Après « Bleu acier » (octobre 2019), première belle surprise, les adeptes de « frenchwave » que sont Order 89 remettent le couvert avec « L’Été Des Corbeaux« . Entre temps le savoir-faire ne s’est pas dilué, loin de là et l’auditeur va pouvoir extraire le plus vif plaisir sensoriel, à nouveau, d’un registre où cold-wave, pop presque Dahoesque, approche organico-synthétique, électro froide et pincées new-wave dosées cohabitent dans une belle entente. Le long de dix titres bien enracinés, inaugurés par un 1000 visages tendu autant que mélodique, on s’entiche d’une collection qui, désormais, porte la touche Order 89. C’est, allié à la valeur des chansons, ce qui fait pencher la balance du bon côté. Plutôt que de suivre un courant, le recopiant sans relief ni apport personnel, Order 89 y met de lui-même. Il fait usage de synthés simples, bien bons (Rondes), se montre verbalement crédible. Ses climats retiennent, ses bourrasques l’amènent plus haut encore.

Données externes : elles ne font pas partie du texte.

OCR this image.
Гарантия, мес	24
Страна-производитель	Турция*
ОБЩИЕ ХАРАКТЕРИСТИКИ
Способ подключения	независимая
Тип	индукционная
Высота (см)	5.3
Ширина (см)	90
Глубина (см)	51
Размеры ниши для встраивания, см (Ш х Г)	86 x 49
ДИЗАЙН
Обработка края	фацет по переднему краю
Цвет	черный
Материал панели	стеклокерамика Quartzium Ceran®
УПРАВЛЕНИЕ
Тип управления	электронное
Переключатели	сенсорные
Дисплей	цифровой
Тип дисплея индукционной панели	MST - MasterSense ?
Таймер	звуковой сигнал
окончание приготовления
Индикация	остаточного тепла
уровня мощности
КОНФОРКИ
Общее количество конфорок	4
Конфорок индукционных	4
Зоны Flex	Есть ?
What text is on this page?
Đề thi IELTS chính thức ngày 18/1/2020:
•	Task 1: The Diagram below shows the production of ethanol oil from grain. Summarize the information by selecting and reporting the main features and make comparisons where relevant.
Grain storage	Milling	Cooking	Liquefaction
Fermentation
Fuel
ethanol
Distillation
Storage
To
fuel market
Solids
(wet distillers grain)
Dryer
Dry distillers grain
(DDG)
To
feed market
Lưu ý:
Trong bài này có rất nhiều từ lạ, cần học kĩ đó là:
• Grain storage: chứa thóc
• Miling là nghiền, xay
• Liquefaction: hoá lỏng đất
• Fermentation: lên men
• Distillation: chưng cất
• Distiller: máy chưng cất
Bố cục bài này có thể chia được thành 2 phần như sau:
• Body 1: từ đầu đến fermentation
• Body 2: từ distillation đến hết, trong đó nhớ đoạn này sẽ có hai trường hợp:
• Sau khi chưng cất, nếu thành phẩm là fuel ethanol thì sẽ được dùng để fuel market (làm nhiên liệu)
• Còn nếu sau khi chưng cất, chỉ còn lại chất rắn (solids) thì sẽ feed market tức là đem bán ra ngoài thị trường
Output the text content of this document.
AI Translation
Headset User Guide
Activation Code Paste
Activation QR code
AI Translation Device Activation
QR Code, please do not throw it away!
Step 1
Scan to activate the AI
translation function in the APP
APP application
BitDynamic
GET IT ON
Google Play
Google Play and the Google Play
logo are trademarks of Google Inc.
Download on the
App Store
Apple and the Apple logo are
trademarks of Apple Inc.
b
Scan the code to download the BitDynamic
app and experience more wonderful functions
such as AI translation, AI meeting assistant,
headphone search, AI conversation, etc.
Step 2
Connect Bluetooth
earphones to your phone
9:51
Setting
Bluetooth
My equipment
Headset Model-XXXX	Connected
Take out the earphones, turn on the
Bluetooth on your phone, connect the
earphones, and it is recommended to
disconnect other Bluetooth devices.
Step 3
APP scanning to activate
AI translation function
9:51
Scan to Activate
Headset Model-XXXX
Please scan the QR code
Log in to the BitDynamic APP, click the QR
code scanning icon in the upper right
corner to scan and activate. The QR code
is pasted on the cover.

Si le titre en question parait pop, il est aussi cold, parfois acide, orné avec un certain goût et sans surenchérir. Histoires parallèles, d’un début façon Joy Division dans les basses, évolue vers un post-punk de bonne teneur. Le recours à notre langue n’entrave rien; au contraire, il démontre que contrairement à ce qui peut se dire dans les milieux…hum… »avisés », celle-ci passe l’épreuve sans trembler.
Avec Gangster, cold également, rythmé et, parallèlement, spatial dans certaines sonorités, on enfonce le clou. Ca se vérifie, Order 89 est un clan capable d’enfiler les morceaux sans aucun raté. Les hommes talochent aussi de beaux airs, des mélodies qu’ils ont la bonne idée de placer sous un flux vigoureux. Vertige, de guitares maousse en pulsations de basse…cold -on ne se refait pas-, crache une romantique colère. Il y a chez ces artistes quelque chose de touchant, de sincère, de faussement naïf et c’est tout sauf un défaut, qui concourt à élever leurs efforts. Chez Icy Cold Records, on a bien fait de les abriter: aux côtés de gaillards tels que Je t’Aime ou Parking Dance, ou encore Blind Delon, la patrie est fort bien représentée. Ici la nuit, un mini-standard de plus, vient en faire flotter l’étendard plus vivement encore. Ses motifs jouent sur le Clair-Obscur (les majuscules sont voulues, seuls les VRAIS comprendront), son refrain risque par ailleurs d’en obséder plus d’un. Le coup gagnant de l’opus précédent est réédité, Order 89 gagne même en capacité à être lui. Vieux frère, touchant et grinçant, valide le constat et poussera lui aussi plus d’un « écoutant » à brailler son refrain. Un atout supplémentaire, par conséquent, à mettre à l’actif du groupe. Fédérer par le mot, autant que par le son.
On part alors à la chasse, la Chasse aux sorcières plus précisément. New-wave dark (darkwave? Je n’en sais fichtrement rien, c’est juste bon..), voilà une chanson cadencée de plus, qui voit le quatuor perdurer en qualité. Les nuits sauvages peuvent alors se présenter, on les vivra dans l’intensité. Leurs sons, à nouveau addictifs, fusent et créent un ombrage…nuptial. Pays sacrifiés, pour finir et en s’inscrivant entre synthés avenants et parties hérissées, entre allant et temps « retombés » aussi, borde L’Eté des Corbeaux en n’y laissant aucune plume. L’envol d’ Order 89 est définitif, s’il s’agissait d’asseoir un style alors l’affaire est rondement menée. Je ne feindrai pas la surprise, la performance était certes attendue. Mais son écoute répétée, visant à s’en abreuver pleinement, constitue une sacrée décharge de plaisir.